Madame la présidente, monsieur le ministre, madame la présidente de la commission des affaires sociales, monsieur le rapporteur, mes chers collègues, ce texte vise à interdire à toutes les entreprises qui font des bénéfices de réduire leurs effectifs pour quelque motif que ce soit et où que ce soit. Ses articles portent successivement sur une restriction du champ des licenciements économiques – article 1er –, la définition des licenciements boursiers – article 2 –, des sanctions financières pour les entreprises ayant abusé des licenciements économiques – article 3 –, les motifs d'appréciation de la validité des licenciements économiques – article 4 –, la réduction à deux du nombre de salariés conduisant à la définition du licenciement collectif en ces matières – article 5 –, la réduction du champ de la loi Aubry 2 – article 6 –, la suppression de la rupture conventionnelle du contrat de travail – article 7 – et la suppression des accords collectifs portant sur l'information des salariés dans les entreprises de plus de trois cents salariés – article 8.

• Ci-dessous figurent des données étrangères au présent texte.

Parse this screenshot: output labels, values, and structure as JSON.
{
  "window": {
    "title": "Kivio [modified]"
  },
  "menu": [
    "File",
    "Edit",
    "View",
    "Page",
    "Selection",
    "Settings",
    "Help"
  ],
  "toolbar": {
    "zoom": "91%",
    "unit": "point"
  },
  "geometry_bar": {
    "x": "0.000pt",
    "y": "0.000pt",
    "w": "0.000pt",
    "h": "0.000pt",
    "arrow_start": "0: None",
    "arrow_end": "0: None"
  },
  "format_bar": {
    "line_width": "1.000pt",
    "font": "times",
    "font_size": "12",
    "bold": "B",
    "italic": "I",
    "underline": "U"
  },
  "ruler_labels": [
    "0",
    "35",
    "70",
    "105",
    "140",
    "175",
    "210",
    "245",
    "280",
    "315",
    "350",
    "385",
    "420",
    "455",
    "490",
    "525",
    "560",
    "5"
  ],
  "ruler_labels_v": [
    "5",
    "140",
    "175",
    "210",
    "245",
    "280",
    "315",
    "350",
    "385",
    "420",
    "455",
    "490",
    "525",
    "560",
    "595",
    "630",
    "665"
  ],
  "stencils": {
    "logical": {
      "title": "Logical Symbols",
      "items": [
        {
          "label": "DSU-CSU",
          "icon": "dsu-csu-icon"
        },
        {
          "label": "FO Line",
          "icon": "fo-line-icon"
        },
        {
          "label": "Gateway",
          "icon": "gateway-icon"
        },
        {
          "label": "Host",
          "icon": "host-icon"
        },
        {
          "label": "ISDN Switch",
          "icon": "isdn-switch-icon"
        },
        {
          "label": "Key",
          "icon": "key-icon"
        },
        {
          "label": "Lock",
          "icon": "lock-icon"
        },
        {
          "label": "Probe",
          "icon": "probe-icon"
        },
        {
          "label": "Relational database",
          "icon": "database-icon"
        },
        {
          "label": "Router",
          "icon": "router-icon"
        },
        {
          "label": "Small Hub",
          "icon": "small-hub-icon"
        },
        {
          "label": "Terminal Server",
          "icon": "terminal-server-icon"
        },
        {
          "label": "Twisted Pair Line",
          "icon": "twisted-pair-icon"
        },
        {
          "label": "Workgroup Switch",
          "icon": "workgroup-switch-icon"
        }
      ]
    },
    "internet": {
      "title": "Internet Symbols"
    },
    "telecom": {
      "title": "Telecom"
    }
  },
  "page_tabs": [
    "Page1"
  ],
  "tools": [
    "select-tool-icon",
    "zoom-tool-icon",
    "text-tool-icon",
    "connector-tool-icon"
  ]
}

De notre point de vue, ce texte comporte deux motifs d'inconstitutionnalité au moins. En outre, il propose une rédaction ayant pour effet de bloquer l'activité des entreprises et injuste à l'égard des salariés. De plus, il démontre la très grande difficulté, pour ne pas dire l'impossibilité de faire figurer dans le droit la notion de licenciement boursier. Tels seront les trois éléments de mon propos.

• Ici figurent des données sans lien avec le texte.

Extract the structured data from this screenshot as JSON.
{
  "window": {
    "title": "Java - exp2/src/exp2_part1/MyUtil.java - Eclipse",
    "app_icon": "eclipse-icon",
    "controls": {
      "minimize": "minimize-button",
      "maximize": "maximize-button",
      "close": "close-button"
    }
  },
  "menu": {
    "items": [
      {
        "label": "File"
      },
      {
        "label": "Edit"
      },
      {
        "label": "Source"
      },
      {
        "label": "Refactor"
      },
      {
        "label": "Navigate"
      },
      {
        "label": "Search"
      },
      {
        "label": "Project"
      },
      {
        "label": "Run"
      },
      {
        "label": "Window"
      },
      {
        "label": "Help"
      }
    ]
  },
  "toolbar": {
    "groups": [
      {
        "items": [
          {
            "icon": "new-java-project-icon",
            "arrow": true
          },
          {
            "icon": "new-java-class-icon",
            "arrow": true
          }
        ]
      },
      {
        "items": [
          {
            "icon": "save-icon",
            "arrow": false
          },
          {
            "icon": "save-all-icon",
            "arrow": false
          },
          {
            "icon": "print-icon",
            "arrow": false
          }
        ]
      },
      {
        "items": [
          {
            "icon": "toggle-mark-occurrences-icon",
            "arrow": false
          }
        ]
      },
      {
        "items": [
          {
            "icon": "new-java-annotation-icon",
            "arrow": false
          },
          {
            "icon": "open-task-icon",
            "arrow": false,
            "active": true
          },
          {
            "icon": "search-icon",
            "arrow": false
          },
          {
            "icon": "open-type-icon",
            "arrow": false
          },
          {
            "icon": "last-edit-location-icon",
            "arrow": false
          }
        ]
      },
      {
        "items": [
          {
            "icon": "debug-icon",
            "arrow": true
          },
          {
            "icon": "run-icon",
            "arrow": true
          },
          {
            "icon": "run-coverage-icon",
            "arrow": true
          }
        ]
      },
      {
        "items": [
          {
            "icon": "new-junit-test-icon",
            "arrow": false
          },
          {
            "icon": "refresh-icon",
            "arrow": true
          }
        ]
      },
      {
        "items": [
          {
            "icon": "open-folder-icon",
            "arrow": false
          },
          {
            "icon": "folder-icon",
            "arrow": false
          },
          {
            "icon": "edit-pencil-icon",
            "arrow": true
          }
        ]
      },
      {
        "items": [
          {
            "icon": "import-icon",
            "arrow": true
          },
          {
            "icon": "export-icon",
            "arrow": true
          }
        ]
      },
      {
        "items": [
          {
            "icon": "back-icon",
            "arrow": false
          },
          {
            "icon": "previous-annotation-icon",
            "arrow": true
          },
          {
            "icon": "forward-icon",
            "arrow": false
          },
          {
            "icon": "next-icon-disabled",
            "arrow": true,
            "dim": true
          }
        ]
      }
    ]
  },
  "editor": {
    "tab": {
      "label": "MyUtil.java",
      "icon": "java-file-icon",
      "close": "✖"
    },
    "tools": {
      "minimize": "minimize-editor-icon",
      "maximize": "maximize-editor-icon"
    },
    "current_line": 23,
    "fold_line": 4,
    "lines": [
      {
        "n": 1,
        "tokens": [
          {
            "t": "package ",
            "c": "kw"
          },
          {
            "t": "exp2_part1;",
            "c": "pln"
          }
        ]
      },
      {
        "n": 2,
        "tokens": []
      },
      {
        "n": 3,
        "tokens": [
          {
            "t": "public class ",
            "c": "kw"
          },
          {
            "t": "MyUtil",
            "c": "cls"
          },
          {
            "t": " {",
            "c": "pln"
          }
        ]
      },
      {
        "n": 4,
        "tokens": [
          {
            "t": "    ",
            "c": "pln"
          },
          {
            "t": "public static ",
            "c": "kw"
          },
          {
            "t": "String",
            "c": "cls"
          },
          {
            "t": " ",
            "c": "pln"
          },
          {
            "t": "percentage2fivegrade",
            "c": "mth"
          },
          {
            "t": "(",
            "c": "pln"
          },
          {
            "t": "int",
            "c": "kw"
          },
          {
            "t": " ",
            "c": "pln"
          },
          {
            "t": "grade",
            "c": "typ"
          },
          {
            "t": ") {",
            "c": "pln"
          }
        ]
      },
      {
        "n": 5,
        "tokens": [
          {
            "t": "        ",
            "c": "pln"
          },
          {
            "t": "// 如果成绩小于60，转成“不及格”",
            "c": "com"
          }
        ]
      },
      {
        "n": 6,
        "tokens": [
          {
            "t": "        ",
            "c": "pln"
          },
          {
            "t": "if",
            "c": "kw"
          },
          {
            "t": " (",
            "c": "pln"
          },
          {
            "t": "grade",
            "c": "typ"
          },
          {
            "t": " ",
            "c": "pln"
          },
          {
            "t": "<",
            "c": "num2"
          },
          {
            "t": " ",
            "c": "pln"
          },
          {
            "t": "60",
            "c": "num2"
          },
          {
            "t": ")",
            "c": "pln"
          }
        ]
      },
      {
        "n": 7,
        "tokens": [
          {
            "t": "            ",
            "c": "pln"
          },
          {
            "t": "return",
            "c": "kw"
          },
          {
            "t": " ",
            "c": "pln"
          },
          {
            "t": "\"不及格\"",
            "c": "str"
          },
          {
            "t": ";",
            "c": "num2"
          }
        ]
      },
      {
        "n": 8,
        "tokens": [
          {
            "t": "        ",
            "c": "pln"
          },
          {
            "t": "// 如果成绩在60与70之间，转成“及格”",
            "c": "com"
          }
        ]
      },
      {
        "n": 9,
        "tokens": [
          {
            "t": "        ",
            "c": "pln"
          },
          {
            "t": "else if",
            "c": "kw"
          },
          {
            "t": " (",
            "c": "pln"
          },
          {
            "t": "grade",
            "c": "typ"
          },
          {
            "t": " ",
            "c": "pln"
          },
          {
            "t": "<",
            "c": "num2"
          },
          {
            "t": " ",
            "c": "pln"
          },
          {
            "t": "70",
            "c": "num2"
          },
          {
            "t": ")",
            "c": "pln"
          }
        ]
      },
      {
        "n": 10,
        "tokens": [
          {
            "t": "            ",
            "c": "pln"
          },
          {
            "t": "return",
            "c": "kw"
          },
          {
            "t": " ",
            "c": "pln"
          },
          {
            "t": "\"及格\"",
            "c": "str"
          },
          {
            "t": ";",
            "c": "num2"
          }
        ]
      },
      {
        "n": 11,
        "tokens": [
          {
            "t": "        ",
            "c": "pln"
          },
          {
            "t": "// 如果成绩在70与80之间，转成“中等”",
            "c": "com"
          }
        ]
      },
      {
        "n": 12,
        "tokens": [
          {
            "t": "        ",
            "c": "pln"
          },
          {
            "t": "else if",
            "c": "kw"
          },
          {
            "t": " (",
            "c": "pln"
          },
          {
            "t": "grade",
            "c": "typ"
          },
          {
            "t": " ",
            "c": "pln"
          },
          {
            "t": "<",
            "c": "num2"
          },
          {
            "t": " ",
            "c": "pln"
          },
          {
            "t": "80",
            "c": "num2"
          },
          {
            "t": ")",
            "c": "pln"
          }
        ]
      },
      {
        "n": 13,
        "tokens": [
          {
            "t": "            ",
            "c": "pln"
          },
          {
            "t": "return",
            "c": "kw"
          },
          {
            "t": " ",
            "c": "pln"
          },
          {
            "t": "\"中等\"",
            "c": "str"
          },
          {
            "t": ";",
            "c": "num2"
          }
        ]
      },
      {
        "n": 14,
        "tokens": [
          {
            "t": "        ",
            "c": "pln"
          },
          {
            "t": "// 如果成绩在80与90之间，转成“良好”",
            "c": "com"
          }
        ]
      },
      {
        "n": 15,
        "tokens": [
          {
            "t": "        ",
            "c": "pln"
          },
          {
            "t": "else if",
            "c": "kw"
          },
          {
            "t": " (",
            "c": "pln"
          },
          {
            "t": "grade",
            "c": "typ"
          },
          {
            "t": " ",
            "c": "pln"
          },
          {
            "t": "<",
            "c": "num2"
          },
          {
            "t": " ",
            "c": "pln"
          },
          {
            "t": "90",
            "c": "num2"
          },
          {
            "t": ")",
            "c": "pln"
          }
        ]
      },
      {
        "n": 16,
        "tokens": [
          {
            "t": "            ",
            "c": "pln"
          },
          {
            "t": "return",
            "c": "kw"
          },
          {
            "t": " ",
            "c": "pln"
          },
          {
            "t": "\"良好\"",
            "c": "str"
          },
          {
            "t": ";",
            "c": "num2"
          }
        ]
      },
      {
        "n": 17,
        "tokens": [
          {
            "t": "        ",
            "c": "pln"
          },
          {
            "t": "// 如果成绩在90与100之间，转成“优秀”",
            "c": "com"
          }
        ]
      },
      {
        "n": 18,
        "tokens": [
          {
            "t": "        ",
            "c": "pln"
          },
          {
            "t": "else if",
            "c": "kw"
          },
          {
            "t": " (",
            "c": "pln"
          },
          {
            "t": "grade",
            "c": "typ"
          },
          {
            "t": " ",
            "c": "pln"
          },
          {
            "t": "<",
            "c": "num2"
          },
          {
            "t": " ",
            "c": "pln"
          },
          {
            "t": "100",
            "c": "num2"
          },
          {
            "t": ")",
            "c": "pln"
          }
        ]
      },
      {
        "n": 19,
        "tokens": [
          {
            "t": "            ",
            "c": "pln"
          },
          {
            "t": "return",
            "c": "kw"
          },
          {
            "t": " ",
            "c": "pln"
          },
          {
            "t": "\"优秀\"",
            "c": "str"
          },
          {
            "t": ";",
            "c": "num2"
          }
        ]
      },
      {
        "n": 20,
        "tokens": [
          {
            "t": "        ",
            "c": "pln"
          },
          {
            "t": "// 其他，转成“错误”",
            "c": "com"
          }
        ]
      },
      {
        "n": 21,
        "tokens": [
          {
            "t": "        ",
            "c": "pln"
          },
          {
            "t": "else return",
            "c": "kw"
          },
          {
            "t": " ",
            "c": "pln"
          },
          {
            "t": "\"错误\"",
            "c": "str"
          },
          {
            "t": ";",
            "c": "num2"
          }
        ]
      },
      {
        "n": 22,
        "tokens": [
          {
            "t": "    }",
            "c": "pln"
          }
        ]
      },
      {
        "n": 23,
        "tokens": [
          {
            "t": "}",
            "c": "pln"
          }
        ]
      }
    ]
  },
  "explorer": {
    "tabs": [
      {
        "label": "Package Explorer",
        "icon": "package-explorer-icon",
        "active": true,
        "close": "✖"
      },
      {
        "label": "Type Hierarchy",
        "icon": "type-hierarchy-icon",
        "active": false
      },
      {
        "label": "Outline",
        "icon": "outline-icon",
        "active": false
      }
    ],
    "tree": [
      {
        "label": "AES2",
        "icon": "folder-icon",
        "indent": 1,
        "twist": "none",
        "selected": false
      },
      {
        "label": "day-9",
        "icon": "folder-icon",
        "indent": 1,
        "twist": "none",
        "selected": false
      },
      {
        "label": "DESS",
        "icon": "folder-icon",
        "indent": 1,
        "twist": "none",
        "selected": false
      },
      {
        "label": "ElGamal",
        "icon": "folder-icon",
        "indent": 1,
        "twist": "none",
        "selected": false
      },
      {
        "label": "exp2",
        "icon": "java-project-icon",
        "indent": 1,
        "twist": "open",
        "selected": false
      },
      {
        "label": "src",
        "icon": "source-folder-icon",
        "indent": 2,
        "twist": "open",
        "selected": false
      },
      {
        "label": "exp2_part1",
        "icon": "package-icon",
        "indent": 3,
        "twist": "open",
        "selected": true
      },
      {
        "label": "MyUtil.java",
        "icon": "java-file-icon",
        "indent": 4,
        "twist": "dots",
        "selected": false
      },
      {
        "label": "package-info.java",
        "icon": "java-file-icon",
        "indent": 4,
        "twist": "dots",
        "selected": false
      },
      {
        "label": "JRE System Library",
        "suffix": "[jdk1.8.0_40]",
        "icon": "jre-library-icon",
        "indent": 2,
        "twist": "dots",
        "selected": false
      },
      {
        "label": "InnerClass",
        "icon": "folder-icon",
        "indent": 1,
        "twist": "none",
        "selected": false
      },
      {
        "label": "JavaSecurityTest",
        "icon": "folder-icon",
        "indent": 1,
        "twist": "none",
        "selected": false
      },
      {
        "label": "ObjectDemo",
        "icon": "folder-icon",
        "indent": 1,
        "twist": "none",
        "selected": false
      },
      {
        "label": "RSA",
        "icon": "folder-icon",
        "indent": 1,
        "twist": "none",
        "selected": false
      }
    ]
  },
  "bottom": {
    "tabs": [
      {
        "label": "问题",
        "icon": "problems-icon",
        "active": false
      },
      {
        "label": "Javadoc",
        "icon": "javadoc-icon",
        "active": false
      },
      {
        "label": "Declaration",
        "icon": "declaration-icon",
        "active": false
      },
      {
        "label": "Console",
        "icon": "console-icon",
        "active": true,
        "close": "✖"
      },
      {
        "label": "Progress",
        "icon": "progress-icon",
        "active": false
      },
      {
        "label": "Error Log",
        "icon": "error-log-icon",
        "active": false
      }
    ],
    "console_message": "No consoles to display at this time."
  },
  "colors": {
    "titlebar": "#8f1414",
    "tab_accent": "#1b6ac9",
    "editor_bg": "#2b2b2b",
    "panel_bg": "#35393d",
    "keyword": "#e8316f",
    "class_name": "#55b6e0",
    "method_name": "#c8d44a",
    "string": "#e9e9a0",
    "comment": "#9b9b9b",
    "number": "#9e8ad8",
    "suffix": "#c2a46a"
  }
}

S'agissant du premier motif d'inconstitutionnalité, que vous avez vous-même souligné, monsieur le rapporteur, il porte sur la décision rendue par le Conseil constitutionnel le 14 janvier 2002 sur des licenciements économiques et la réduction du champ de la liberté d'entreprendre.

En retirant aux entreprises la liberté d'anticiper leurs propres difficultés, vous restreignez exagérément cette liberté, je n'y reviens pas. J'ajoute, en écho à votre réponse, monsieur le rapporteur, que ce n'est pas tant une question de couleur politique du Conseil constitutionnel – sujet qu'il faut aborder avec prudence –, mais une application du principe constitutionnel de la liberté d'entreprendre.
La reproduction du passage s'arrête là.